Sunday 21 January 2007

What History REALLY Is, or Why I am not an Essentialist

History today is a lot like a 40 year accountant who has just bought a motorbike - Comfortable in terms of money and position but ultimately not quite sure what he wants to do with his life. I mean, History is popular in terms of student numbers, books written, even TV programmes. However, if you ask most what is the point of history, what it actually does, a few might say there is something to be learnt, some grand historical law or invaluable lesson. The majority would reel out the usual line of 'history for its own sake'. A good number would not, I suspect, have given it a great deal of thought - the past is just 'there', another aspect of time and space to be looked at by someone so inclined.
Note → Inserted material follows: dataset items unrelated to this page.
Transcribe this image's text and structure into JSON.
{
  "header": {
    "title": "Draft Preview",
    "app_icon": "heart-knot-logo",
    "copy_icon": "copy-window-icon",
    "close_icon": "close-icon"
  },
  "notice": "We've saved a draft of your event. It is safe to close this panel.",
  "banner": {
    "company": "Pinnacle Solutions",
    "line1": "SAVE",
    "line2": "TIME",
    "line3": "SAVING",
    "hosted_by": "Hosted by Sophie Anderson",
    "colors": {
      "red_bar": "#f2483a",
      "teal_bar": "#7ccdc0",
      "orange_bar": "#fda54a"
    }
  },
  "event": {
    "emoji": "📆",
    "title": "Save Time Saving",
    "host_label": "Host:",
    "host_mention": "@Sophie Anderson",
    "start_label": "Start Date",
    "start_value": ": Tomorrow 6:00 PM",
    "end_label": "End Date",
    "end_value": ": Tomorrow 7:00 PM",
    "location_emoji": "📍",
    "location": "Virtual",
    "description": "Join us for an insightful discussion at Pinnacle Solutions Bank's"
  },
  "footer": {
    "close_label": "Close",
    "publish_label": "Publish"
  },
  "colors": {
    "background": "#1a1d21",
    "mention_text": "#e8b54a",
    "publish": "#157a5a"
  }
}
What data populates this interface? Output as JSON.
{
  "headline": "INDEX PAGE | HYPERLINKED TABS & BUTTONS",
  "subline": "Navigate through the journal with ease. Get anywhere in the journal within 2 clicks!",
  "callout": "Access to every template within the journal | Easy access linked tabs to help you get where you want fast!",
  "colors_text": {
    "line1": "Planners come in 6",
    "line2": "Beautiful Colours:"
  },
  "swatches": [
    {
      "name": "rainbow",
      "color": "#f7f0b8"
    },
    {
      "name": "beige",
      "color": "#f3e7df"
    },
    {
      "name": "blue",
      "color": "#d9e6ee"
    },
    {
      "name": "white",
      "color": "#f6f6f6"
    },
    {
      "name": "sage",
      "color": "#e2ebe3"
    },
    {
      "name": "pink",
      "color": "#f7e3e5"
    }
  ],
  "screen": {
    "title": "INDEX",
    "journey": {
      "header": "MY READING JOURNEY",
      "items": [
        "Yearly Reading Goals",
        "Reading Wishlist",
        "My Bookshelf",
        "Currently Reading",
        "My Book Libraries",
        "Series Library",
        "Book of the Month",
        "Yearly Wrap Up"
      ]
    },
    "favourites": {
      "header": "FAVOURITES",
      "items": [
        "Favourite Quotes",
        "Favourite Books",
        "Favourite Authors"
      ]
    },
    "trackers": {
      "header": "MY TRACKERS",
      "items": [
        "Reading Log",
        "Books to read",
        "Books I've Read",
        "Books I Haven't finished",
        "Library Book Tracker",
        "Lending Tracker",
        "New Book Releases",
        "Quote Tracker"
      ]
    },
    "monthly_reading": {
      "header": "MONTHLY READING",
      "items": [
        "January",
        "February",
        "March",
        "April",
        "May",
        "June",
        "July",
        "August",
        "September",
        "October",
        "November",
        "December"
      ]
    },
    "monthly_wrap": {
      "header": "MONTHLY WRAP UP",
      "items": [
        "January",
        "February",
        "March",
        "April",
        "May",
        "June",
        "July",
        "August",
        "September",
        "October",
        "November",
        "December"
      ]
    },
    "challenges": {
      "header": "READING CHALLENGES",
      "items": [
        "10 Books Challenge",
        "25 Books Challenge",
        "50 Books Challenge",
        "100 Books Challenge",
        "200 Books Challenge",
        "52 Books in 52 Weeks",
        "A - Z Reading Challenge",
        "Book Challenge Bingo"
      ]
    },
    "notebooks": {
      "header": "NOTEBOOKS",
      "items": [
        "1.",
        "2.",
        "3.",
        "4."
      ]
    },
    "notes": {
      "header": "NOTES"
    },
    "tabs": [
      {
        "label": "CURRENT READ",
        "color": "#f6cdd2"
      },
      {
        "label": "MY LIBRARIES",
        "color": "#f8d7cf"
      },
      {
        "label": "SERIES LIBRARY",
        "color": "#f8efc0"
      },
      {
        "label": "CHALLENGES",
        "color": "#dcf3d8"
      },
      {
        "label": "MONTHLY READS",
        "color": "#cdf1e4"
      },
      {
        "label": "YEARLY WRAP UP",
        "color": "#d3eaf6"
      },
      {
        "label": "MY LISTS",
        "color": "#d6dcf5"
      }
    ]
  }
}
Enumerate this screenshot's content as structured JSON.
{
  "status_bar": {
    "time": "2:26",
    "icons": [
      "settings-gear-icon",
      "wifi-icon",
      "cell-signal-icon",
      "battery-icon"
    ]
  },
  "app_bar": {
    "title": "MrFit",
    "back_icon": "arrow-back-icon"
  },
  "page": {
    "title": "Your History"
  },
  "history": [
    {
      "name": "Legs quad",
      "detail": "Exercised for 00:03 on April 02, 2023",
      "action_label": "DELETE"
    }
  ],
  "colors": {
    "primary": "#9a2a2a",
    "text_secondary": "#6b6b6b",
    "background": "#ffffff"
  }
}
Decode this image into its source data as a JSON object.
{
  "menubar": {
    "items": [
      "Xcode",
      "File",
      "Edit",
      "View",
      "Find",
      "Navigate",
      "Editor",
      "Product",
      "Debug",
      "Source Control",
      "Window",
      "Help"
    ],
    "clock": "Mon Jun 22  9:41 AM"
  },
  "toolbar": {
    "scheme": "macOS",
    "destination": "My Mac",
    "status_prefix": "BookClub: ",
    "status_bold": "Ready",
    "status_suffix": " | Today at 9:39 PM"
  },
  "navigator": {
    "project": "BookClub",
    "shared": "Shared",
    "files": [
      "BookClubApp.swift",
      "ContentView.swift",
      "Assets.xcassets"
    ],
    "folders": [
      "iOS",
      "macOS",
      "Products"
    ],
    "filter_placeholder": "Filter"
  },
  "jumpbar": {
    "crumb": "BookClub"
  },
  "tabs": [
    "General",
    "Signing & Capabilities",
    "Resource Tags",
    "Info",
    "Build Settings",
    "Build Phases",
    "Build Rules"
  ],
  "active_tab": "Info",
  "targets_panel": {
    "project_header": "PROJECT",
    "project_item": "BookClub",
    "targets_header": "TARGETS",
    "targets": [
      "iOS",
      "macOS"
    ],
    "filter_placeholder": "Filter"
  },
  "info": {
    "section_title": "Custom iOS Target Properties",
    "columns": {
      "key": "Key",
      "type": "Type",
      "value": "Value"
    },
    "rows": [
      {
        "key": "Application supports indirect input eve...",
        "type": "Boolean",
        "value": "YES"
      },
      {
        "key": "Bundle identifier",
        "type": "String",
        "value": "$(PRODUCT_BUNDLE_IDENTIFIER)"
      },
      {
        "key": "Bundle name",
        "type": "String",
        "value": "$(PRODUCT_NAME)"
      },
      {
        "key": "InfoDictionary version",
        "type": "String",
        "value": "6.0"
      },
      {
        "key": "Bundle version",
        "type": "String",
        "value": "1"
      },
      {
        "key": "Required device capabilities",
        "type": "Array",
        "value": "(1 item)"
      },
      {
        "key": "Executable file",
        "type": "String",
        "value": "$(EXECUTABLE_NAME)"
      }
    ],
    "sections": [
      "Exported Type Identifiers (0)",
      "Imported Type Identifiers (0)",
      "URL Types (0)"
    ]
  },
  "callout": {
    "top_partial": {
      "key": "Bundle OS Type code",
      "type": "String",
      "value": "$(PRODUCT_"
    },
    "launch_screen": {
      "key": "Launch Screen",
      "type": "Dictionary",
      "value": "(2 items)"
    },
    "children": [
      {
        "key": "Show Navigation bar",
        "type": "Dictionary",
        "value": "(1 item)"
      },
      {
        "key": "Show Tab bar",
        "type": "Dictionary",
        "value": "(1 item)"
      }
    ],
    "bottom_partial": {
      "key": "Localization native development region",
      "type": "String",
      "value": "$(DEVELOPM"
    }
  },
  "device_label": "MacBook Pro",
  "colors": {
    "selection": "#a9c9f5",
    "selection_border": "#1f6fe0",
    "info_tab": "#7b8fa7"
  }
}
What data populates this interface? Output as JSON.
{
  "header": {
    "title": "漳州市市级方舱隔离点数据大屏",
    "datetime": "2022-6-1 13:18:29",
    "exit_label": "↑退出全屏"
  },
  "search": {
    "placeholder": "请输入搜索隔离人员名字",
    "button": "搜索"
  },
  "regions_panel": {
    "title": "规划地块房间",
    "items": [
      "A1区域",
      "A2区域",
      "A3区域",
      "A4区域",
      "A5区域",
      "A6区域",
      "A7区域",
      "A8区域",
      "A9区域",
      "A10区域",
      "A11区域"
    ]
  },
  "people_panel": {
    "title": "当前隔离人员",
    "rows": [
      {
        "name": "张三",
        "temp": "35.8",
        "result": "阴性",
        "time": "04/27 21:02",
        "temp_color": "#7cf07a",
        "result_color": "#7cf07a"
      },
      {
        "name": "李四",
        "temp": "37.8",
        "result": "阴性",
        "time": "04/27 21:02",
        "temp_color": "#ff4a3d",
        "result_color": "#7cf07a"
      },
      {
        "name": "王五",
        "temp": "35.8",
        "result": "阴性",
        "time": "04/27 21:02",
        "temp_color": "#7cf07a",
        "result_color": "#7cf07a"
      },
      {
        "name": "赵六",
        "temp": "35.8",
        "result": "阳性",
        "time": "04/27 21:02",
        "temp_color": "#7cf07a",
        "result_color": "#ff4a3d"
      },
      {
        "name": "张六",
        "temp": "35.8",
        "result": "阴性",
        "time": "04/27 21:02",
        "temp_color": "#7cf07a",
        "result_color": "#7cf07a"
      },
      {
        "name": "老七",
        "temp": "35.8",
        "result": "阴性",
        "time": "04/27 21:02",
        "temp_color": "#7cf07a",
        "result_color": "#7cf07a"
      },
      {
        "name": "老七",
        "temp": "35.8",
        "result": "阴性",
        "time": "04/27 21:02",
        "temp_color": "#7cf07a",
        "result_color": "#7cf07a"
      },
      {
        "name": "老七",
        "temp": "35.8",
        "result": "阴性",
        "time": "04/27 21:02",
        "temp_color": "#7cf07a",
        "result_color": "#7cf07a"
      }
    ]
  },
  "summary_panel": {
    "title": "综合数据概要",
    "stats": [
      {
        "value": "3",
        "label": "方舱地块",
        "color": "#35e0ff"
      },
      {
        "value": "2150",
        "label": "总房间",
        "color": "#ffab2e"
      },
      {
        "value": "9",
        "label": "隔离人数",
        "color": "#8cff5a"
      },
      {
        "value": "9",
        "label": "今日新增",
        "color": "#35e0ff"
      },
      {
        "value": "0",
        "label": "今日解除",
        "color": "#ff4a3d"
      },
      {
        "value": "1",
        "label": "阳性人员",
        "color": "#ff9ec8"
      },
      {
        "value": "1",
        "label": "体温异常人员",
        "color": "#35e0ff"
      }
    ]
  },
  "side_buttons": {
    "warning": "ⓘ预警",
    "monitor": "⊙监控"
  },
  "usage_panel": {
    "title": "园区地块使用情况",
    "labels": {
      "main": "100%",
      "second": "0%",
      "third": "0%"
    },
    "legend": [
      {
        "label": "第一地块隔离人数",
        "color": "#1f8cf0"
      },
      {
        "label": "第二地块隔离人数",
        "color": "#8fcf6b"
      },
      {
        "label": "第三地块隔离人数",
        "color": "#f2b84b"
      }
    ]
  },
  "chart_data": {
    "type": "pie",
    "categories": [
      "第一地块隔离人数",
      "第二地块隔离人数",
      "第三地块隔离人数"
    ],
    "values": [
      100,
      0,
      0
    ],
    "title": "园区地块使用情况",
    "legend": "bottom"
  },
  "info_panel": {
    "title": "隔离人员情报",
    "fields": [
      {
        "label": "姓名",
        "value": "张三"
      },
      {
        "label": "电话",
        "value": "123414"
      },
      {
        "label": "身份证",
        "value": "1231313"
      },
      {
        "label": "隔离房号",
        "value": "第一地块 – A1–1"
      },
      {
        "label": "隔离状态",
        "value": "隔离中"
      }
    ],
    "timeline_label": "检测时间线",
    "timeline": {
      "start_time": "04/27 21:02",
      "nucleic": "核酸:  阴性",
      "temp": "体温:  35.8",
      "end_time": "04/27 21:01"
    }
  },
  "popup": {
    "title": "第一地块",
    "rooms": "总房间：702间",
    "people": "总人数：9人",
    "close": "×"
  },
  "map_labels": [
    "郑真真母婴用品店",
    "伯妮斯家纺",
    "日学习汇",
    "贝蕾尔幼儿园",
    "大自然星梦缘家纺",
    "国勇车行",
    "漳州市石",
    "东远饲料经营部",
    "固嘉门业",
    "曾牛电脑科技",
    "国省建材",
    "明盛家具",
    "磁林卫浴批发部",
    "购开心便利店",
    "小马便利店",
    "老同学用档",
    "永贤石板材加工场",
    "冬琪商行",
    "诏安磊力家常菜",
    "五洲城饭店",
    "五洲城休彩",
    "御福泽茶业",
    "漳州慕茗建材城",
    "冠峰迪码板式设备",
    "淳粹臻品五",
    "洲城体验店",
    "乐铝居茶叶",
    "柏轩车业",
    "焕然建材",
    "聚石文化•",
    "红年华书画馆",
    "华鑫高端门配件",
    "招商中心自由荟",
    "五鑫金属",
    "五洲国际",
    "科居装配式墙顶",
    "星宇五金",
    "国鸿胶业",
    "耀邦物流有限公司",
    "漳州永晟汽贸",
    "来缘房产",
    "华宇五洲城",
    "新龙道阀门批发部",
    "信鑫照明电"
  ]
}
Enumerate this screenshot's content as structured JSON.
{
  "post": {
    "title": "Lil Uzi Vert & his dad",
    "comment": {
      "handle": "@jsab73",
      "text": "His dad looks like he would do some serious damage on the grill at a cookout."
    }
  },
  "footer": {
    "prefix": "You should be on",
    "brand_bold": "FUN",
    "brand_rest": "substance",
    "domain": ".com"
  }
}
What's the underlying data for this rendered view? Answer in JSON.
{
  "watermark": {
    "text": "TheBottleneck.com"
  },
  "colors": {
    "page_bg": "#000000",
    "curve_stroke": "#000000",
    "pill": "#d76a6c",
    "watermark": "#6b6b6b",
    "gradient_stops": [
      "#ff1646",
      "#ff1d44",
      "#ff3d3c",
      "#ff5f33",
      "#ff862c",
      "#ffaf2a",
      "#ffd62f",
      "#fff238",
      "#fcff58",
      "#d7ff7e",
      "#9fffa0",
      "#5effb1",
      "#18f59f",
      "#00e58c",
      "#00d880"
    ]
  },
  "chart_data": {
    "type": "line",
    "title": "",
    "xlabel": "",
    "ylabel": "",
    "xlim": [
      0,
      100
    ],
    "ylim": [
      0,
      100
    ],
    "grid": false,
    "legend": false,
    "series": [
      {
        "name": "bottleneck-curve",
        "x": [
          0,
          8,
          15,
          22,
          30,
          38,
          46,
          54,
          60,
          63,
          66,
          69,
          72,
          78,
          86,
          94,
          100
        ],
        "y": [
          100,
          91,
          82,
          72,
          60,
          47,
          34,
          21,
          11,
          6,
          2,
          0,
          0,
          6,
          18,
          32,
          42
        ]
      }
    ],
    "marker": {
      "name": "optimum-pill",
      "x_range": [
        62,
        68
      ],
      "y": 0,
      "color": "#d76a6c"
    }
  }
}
In theory I am a big fan of doing things 'for their own sake'. I take a cue from Camus in his belief that on some level all life is just acting like that, that we must be delude ourselves that are tasks are in some way meaningful even though our transience and mortality deny them that status. However, for Camus this delusion is born from our freedom and choice. The capacity to wilfully deny the circumstances of our being. Yet, History is a grand, imposing beast of a thing that comes at us through school, through the State, through social interaction like a grey, discursive miasma. We, as historians, must actively seek to preserve our freedom, which is eroded every time the curiosity for discovery departs and our activities seem like burdensome chores.

At present I would argue that it is the aims that aren't quite up to scratch. For one thing the Past has become too commodified. A student goes to university, increasingly almost as an obligation, where he or she receives their fill of 'historical knowledge', then, suitably examined, they scuttle off to the world of work, the focus of three years of their life mostly forgotten save for the occasional pub quiz answer. So what do I propose instead?

Firstly, I think we should accept less and question more. I do not mean the sources or secondary texts but the very nature of the history we practise: Why this topic? Why this way? Why this period? Thus, History will be less passive absoption and regurgitation, but, instead, questioning the questions put to us; the very boundaries of things. I mean, given the financial burdens that courses place on us, are we not entitled to do this anyway? Professors are no longer dispensers of Truth whom we have the good fortune to listen to - they are as dependent on us as we on them, perhaps more so given the commerical nature of universities.

So what, then, is History for? The cynic might say it grounds what we say with an air of smug authority (well actually it happened this way...). I get no kick from that sort of thing, though, I must admit. Instead, I would say that identity, for the greater part, is the sine qua non of our subject: Who we are as people, as communities, as nations. The choice and of what and how something is studied is therefore paramount. Knowledge is not simply the accumulation of facts to be dispensed in appropriate situations: How we understand is as important as what we understand. These models of understanding affect the way we see the present world, how we see ourselves collectively and individually.

Old-school empiricism may have served the Western democracies well against the fictitious ravages of totalitarian regimes, but now, without such cultural markers we have the opportunity for a new and perhaps fairer version of history. No great threat lurches over us that we should mobilize against. We should look a bit closer to home and use our history to make our lives more enjoyable and engaging. This to me seems a very appealing prospect.